P-value distribution of the proposed test applied to the CLL methylation data.

Figure 5.

P-value distribution of t-test applied to the CLL methylation data.

Discussion

Analysis of genome-wide methylation data have drawn much attention recently. Many statistical methods have been proposed. However, most of the methods are developed for methylation data generated from microarrays [Chen et al., 2012; Kuan et al., 2010; Sun and Wang, 2012; Wang, 2011]. Methylation data generated from NGS pose several challenges for statistical analysis. First, unlike methylation experiments using microarrays, where there is one measure of methylation for one individual at a particular CpG site, here we have the counts of the methylation allele and the unmethylation allele for each individual. Second, the accuracy of estimates of the methylation proportion will differ between subjects due to differences in sequencing coverage. Any method should appropriately account for such differences. Third, the distribution of the true β is unknown and will likely affect any test about mean β. Fourth, currently NGS measures methylation at over 2 million CpG sites for each sample/subject. Any statistical test has to be computationally efficient in order to be applied to the NGS data. Taking these challenges into account, we propose a test for differential methylation based on clustered data analysis by modeling the methylation counts directly. Simulations results show that the proposed test is robust under several distributions for the measured methylation levels. The proposed test is also robust for variations in coverage from different individuals. Further, the proposed test is computationally efficient. In our real data application, it took only 5 min to perform all the tests at over 2 million CpG sites. The computation was performed in R using a desktop computer with 3.3 GHz CPU.

Although the proposed test works well for testing for differential methylation based on binomial counts, the current method cannot accommodate factors such as batch effects or covariates such as age and sex. Batch effects are likely to be important in any genome-wide study. Batch effects may enter NGS methylation studies in terms of the sequencing coverage. The test used here would account for such batch effects. However, any other random effects due to batches may not be properly accounted in the current test. Additionally, relative methylation levels have been shown to be strongly associated with age [Bell et al., 2012; Teschendorff et al., 2010] and with sex [Kibriya et al., 2011; Liu et al., 2010]. Future work should focus on extending this method such that covariates and batch effects can be accommodated.

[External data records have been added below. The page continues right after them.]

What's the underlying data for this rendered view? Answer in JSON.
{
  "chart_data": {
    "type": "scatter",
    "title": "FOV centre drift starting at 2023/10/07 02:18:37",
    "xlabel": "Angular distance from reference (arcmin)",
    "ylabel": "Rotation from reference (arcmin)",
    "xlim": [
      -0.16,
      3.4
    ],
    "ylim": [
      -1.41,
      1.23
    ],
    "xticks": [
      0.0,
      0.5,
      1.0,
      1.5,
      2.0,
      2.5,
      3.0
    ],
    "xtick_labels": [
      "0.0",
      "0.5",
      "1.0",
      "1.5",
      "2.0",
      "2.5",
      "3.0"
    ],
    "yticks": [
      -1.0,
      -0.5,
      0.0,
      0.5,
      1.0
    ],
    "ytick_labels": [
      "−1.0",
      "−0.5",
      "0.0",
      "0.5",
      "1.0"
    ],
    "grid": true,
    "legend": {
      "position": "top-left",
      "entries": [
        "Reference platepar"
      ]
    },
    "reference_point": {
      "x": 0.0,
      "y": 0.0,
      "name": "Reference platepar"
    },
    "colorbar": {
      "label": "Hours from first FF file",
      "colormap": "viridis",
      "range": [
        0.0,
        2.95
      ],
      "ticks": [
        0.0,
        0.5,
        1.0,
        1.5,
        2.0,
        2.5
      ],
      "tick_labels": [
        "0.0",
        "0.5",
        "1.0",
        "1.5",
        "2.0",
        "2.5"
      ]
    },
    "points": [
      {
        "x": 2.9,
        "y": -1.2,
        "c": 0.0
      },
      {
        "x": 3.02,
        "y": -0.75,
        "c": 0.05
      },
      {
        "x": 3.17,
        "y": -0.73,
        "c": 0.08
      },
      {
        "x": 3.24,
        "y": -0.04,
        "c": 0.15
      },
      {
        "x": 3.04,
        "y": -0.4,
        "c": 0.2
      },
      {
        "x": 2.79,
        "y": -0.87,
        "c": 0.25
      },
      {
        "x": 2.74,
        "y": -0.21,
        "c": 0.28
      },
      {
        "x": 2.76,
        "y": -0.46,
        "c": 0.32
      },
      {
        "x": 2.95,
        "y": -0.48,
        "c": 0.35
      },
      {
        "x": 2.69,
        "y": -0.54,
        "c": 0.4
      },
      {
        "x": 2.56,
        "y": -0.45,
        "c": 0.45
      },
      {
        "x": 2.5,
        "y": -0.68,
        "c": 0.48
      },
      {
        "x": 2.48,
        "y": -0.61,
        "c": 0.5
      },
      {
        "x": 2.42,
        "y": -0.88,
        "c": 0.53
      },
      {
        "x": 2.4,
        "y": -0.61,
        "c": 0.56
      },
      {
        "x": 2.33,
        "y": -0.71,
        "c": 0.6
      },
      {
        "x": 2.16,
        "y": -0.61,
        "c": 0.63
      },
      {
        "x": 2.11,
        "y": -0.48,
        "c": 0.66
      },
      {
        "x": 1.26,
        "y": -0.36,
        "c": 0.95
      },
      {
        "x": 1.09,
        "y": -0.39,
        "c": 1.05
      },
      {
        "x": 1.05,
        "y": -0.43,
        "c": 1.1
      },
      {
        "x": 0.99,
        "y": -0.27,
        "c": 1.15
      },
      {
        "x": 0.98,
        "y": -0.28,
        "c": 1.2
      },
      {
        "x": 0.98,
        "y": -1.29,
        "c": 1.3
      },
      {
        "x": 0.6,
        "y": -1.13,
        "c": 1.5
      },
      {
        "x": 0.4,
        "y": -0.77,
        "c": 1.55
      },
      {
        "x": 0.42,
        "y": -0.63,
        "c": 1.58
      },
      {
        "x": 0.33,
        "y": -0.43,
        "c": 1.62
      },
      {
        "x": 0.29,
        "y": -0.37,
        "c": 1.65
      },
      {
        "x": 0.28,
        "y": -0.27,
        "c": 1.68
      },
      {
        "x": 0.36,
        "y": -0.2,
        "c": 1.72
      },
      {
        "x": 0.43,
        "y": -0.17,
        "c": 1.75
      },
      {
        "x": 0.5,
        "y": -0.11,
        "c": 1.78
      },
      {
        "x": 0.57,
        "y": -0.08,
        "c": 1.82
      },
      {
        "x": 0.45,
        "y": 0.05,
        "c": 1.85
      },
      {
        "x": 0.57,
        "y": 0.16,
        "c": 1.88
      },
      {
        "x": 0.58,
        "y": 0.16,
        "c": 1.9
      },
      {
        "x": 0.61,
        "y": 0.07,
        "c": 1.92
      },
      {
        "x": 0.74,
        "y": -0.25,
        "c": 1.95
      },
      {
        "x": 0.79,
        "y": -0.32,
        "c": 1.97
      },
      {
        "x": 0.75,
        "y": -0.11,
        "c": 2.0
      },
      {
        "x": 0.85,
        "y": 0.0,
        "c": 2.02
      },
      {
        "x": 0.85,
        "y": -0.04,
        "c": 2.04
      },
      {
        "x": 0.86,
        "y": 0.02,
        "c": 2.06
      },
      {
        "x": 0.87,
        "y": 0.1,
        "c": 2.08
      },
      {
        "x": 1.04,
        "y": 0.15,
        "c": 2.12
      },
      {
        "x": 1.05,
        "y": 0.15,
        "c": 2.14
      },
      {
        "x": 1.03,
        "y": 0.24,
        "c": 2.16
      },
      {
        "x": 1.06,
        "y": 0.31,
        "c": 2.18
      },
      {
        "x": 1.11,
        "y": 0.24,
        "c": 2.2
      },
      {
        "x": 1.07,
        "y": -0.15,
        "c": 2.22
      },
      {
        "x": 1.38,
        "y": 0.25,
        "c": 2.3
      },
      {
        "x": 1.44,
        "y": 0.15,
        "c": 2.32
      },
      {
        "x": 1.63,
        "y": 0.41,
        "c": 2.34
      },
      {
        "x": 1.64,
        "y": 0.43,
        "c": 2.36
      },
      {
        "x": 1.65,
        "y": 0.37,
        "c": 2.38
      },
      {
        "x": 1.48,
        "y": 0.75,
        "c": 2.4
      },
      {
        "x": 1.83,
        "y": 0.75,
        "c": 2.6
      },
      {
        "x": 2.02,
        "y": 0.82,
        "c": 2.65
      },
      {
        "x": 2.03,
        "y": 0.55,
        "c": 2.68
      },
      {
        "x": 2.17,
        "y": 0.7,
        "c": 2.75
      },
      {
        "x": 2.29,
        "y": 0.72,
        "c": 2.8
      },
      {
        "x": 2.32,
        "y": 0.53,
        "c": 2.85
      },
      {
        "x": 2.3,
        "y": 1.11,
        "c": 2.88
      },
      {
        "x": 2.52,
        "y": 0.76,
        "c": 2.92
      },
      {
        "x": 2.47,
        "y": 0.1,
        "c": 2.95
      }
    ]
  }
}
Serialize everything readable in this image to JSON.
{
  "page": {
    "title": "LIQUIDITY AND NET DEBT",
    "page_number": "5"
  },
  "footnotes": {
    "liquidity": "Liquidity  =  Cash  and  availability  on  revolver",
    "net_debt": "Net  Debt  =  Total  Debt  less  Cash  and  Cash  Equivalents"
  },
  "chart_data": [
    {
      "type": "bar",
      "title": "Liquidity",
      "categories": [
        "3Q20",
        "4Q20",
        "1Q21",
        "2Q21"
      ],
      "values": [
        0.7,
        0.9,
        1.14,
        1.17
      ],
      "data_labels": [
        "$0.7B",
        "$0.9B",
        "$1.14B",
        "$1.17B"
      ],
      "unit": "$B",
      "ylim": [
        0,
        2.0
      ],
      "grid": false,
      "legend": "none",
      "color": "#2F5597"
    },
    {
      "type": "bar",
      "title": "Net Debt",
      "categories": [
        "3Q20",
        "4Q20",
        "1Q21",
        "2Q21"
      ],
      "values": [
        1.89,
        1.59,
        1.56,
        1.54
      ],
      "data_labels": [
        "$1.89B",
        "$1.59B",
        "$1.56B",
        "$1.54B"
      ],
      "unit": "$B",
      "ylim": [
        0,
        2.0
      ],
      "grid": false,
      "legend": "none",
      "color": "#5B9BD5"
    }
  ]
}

Another limitation of the proposed test is that it is a single locus test for differential methylation and ignores the correlation between close-by CpG sites. There is a growing interest in developing methods detecting differentially methylated regions (DMRs) [Hansen et al., 2012; Heyn et al., 2012; Jaffe et al., 2012]. It may be possible to include our proposed test in a hierarchical modeling approach for detecting DMRs. In conclusion, our proposed test is a promising and practical test for genome-wide methylation studies. Because of its efficiency, it is suitable for a first-round scanning for differential methylation in a genome-wide study.